Blood plasma from Ebola survivors fails to significantly increase odds of recovering from deadly virus

According to a field test of experimental treatment, treating Ebola victims using blood plasma donated by Ebola survivors has failed to notably raise the odds of recovering from the deadly virus.

The finding is based on the cases of 84 people, who had undergone treatment with plasma in Conakry, Guinea, with a hope that the antibodies in the fluid would aid patients fight off the virus the way they performed in the surviving donors.

The results published in the New England Journal of Medicine suggested that the death rate was 31% when plasma was used in comparison to 38% in a control group of 418 sufferers, who had undergone treatment in the same medical center and did not receive survivor plasma.

When the researchers considered other factors affecting survival, like victim’s age, the effect of plasma therapy was even less impressive.

While speaking to Reuters Health, chief author Dr. Johan van Griensven of the Institute of Tropical Medicine in Antwerp, Belgium said that certainly one dreams to a very strong cut in mortality, but they didn’t see this.

The study had a key drawback that it had no idea of how many virus-fighting antibodies were there in the donors’ plasma. The researchers wrote that this happened because Ebola virus disease, or EVD, is very dangerous, and analysis has to be done in laboratories using special safety equipment, which was not available in affected countries.

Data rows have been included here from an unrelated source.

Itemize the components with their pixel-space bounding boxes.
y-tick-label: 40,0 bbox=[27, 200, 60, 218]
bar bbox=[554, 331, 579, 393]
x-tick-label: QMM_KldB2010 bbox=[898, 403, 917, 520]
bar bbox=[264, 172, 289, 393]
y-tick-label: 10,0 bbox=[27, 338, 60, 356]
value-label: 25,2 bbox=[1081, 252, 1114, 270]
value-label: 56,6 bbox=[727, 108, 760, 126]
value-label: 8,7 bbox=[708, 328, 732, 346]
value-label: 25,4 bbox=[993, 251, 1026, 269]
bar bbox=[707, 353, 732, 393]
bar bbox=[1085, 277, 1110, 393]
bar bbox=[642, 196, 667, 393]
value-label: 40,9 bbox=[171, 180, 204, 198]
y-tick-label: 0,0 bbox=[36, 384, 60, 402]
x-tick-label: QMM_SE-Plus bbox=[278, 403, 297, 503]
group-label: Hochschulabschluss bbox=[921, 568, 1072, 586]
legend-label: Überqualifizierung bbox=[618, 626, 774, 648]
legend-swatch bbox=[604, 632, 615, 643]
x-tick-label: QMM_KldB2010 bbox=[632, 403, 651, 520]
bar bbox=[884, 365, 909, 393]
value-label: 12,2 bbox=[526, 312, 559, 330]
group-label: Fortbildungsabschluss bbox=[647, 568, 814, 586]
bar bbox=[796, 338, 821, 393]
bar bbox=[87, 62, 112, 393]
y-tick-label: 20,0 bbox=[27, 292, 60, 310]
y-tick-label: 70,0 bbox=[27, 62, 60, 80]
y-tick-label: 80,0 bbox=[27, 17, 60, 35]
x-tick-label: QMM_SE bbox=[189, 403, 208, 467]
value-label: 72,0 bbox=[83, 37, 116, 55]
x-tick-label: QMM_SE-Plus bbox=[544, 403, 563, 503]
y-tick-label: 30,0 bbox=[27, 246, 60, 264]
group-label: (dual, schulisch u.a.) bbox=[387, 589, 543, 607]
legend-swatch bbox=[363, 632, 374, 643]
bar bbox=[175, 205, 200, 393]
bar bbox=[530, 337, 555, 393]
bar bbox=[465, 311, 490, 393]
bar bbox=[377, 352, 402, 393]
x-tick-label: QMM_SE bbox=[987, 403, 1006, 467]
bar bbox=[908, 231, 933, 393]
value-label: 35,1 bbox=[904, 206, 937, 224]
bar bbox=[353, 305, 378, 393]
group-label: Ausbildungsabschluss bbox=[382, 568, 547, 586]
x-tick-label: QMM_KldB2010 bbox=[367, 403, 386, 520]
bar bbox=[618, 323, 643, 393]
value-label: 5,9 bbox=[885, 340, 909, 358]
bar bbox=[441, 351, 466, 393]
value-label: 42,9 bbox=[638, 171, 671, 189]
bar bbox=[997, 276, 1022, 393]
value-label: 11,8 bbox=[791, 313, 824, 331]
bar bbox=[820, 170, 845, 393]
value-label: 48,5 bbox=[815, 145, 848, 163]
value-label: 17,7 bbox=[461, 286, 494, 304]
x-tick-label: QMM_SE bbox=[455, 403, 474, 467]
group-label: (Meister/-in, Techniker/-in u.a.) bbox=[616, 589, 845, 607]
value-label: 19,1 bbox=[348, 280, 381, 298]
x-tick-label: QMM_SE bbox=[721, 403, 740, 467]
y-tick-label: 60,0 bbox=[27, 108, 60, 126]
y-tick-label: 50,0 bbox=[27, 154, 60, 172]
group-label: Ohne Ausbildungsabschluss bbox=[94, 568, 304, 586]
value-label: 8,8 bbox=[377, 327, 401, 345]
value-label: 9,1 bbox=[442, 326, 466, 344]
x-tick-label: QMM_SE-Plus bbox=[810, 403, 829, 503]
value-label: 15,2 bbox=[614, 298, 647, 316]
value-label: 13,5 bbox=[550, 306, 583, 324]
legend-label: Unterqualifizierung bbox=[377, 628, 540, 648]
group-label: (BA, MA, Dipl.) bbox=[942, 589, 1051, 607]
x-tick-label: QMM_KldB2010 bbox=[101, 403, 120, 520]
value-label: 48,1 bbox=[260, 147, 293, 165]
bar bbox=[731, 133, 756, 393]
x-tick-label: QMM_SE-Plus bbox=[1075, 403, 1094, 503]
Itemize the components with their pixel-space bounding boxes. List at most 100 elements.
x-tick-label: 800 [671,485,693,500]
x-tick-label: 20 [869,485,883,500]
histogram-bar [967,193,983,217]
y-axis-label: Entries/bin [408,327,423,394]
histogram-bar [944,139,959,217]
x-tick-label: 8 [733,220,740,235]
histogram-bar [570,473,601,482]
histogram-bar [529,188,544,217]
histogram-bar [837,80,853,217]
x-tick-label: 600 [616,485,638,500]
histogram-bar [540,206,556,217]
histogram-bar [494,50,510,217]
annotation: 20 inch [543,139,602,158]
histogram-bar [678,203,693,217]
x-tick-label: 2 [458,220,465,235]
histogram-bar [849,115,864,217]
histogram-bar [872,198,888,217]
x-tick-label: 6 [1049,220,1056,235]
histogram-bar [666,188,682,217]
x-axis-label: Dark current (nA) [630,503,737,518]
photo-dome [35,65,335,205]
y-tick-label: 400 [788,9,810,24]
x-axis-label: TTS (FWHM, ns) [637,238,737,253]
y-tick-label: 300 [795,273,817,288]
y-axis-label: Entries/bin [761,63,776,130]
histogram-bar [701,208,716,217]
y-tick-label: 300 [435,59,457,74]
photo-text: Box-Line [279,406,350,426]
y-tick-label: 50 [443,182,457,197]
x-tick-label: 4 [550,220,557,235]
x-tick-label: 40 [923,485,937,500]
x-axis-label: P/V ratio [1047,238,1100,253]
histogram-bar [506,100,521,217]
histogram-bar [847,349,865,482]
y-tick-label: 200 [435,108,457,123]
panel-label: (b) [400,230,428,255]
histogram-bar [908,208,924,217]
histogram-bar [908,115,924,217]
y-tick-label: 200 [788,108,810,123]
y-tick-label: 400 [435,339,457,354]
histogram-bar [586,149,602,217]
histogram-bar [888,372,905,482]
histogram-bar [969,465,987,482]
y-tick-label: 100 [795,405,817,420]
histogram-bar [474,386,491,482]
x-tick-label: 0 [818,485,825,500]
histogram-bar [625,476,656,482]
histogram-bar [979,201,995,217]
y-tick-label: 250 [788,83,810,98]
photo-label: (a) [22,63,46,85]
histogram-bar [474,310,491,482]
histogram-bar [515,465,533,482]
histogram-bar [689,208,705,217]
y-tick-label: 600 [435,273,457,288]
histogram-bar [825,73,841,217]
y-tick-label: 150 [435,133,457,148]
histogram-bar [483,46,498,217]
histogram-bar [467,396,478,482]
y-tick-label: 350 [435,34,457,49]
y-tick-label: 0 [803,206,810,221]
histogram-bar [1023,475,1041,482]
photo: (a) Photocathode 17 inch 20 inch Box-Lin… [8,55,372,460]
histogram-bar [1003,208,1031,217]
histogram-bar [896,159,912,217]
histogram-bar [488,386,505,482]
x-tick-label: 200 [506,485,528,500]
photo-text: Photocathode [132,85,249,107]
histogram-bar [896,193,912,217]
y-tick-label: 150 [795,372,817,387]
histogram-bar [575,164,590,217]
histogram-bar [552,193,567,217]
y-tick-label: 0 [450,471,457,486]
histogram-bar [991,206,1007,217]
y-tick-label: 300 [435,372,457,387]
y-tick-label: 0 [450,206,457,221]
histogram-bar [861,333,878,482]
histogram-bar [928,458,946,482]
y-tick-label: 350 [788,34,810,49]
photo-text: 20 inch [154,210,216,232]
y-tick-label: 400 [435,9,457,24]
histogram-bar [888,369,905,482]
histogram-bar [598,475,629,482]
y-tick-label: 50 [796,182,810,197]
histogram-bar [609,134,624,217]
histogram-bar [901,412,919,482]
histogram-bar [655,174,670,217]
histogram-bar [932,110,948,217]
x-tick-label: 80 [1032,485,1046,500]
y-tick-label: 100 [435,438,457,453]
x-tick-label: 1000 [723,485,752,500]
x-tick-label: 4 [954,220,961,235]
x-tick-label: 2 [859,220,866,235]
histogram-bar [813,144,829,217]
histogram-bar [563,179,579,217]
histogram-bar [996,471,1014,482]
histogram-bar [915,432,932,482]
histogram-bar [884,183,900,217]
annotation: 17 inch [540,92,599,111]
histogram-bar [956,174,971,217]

Dr. William Schaffner, an infectious disease specialist at Vanderbilt University Medical Center in Nashville, said, “We might have anticipated there would be an effect with plasma from survivors”. Dr. William was not linked to the research.

He cautioned that the fact no benefit was visible didn’t mean that antibodies to Ebola will not be a good treatment. He added that the plasma donors might not have been recovered completely, due to which the antibodies might not have been enriched in fluid.